What impact has/does/will AI have on PKP’s work?
John: Setting aside for the moment the more dire AI predictions, including human extinction, which would certainly have an impact on PKP, I’d point to our long-term AI efforts to create a publishing tool of great potential value to the users of open infrastructure. Moving from old-school rule-bound AI to current generative LLMs, we have been pursuing an open source markup tool that will largely automate the JATS-XML rendering of authors’ submissions as part of the editorial workflow. It could greatly improve typesetting for HTML and PDF outputs, indexing, and other publishing features. Our intermittent efforts on this initiative offer a good instance of the infrastructure developer’s dilemma. Against the pressing demands of platform and workflow refinements and upgrades, there’s the temptation to pursue the Holy Grail of, in this case, equitable access to key publishing tools. Fortunately, we’re not alone in this quest. We’re grateful for open AI developments by GROBID, Métopes, eLife, Coko, and others, including our own Vitaliy Bezsheiko. In fact, we’re at the point of seeking funding to assess, build out, and integrate the pieces needed to create a production-ready JATS-XML plugin and editor. We see it as a great example of how open infrastructure has the potential to benefit the whole industry.
What changes do you think we’ll see in terms of the overall research infrastructure over the next five to ten years, and how will they impact the kinds of roles you’ll be hiring for at PKP?

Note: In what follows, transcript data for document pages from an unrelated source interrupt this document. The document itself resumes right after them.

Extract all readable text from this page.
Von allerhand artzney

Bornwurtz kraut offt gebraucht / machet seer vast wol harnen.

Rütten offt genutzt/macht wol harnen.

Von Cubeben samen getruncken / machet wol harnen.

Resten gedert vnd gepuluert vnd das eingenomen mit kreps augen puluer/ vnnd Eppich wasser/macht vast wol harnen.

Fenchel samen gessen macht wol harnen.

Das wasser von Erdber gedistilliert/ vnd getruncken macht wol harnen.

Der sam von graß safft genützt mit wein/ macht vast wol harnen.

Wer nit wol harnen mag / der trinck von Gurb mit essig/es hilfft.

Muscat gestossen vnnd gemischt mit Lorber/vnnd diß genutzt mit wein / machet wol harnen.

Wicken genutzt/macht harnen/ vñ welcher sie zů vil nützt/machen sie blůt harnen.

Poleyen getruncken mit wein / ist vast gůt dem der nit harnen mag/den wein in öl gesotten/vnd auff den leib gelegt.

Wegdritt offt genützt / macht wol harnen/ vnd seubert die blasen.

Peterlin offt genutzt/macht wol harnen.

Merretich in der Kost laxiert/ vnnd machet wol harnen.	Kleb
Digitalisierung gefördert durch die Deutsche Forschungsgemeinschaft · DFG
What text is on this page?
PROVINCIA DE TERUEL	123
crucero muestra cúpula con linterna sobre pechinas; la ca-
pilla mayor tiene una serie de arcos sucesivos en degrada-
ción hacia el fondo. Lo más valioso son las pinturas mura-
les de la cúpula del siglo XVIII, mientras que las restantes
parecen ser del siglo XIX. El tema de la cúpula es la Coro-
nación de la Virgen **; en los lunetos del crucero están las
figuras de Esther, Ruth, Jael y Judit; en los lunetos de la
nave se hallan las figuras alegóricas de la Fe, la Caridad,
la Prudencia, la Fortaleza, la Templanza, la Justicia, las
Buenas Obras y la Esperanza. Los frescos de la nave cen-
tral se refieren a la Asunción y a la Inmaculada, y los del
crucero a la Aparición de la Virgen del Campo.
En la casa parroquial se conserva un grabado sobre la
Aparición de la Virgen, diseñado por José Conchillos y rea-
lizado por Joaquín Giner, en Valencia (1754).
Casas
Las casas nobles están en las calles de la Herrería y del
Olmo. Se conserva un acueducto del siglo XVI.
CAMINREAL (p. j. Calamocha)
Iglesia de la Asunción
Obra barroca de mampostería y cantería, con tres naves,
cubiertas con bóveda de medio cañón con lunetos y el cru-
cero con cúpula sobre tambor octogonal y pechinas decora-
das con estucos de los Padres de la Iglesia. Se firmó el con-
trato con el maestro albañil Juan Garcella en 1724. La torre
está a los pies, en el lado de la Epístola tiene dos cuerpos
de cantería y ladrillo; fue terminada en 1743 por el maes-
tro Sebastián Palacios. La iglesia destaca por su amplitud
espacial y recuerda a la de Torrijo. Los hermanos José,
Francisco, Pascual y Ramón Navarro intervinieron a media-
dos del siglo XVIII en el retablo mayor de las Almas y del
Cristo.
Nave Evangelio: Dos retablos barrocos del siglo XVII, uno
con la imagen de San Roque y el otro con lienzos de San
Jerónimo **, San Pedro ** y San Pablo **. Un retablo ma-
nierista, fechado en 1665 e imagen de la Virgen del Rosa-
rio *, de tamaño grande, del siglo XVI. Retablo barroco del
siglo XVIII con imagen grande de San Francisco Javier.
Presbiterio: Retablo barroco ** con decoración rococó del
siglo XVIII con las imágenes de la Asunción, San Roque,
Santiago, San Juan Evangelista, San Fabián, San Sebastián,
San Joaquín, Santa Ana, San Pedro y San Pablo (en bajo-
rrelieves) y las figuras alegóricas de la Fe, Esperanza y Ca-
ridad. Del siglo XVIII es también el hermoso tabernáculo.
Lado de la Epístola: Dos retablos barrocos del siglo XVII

Juan: To stay, as well, with your AI question above, there’s going to be a growing expectation of smarter infrastructure. If cars and trucks can pretty well go driverless, at this point, what about publishing workflows, quality control checks, and knowledge discovery and translation? This increased responsibility will need to be accompanied by a recognition for the need to support research infrastructure, with multiple overlapping efforts underway to make this a reality. I remain optimistic that all these conversations and efforts will lead to clearer pathways for projects, like PKP and many others, to receive funding from a wide range of stakeholders who indirectly benefit from our work. As infrastructure grows in importance and, I’d hope, support, then I suspect we’ll also see a growing role for these infrastructure developers as actors in the academic community and a corresponding representation of that community on infrastructure projects. We’ve seen some of this with PKP — I find myself participating on the boards of international organizations and projects and, similarly, PKP has community members play a role in its governance. But it will require growing community engagement and outreach teams so that, as infrastructure is less under the hood and more in the driver’s seat, we can ensure that it more than adequately represents the perspectives of our community of users. And with that we both thank you for such an interesting set of questions for reflecting on our work together.